Bereits im Vorfeld der Bauarbeiten aber zeigte sich die Deutsche Bahn als wenig kompromissbereit. Kam der Bahnhof im Südosten Schönebergs bereits vor der Wiedervereinigung als zukünftiger Entlastungsbahnhof ins Gespräch, so überraschte die Bahn mit stets neuen Planungen, die sie ohne vorherige Absprache mit den Bezirksverwaltungen von Tempelhof und Schöneberg und dem Berliner Senat, vor allem aber ohne vorangehende öffentliche Ausschreibungen, vorlegte. Auch im Genehmigungsverfahren verzichteten Bauträger und das Eisenbahnbundesamt als Genehmigungsbehörde weitgehend auf eine Beteiligung der Öffentlichkeit.
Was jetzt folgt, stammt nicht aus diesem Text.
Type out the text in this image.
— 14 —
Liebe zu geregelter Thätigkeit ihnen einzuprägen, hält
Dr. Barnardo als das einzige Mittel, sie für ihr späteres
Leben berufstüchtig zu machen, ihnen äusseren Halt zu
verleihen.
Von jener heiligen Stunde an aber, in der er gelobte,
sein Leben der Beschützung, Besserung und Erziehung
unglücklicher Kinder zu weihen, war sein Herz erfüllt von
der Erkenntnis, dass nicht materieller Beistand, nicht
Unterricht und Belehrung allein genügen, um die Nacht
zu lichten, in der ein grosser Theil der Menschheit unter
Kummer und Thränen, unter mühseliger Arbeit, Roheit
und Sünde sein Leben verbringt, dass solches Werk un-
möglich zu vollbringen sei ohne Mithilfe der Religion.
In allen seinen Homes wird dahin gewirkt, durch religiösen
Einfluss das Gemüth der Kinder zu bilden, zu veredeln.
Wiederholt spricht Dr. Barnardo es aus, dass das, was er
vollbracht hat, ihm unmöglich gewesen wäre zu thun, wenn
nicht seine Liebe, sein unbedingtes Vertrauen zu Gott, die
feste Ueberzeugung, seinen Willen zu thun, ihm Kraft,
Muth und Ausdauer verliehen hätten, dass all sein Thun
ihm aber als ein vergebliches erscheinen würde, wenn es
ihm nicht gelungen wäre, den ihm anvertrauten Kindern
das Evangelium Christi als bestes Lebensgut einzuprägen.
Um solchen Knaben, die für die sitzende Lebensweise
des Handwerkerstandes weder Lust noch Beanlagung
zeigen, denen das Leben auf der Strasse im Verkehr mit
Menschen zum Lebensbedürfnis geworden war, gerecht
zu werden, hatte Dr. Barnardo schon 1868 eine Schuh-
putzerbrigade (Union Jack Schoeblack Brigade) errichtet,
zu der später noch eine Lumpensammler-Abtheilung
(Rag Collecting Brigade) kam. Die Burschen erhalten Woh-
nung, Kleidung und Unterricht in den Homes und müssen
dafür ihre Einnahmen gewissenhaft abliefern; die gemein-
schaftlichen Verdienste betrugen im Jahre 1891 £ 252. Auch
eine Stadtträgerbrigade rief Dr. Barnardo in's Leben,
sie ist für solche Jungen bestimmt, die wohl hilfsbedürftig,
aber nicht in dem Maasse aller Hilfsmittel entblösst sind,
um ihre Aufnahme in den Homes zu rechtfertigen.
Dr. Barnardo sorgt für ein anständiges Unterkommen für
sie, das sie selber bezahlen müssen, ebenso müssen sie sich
Um tatsächlich eine öffentliche Debatte und eine Beteiligung von Anwohnern, Naturschutz- und Fahrgastverbänden anzustrengen, rief die Bürgerinitiative Westtangente im Jahr 1996 einen "Runden Tisch" ins Leben. In diesem Bürgerforum sollten insbesondere Aspekte des Umweltschutzes, eine kundenfreundliche Anbindung an den öffentlichen Nahverkehr und die Berücksichtigung von Anwohnerinteressen erörtert werden.

In den gemeinsamen Veranstaltungen mit Vertretern von Land, Bezirk und Anwohnern hielt sich die Verhandlungsbereitschaft der Bahn jedoch in Grenzen: "Die haben sich nicht stören lassen", erinnert sich Norbert Rheinlaender von der Bürgerinitiative Westtangente: "Das war nur Show - Befriedigung für ein paar Nörgler." Tatsächlich waren es nicht etwa die Proteste von Anwohnern und Umweltschützern, die den Bau des Bahnhofs um fast zehn Jahre hinauszögerten. Die Pläne der Bahn mit Multiplexkino, einem 100 Meter hohen Hotelturm, angeschlossener Shoppingmall und Fitnesscenter eine "Erlebniswelt mit Gleisanschluss" zu schaffen, erwiesen sich als finanziell undurchführbar und scheiterten. Die Bahn hatte sich verkalkuliert und den Bahnhofsbau dreimal, zuletzt im Jahr 2000, auf Eis gelegt.

Ob sich die inzwischen abgespeckte Version des Bahnhofs Südkreuz für die Bahn rentiert bleibt abzuwarten. Bei einem prognostizierten Fahrgastaufkommen von 200.000 Reisenden pro Tag ist jedoch Skepsis angebracht.

Der Bau der beiden Parkhäuser wird aber auch in Zukunft für genügend Konfliktpotential sorgen.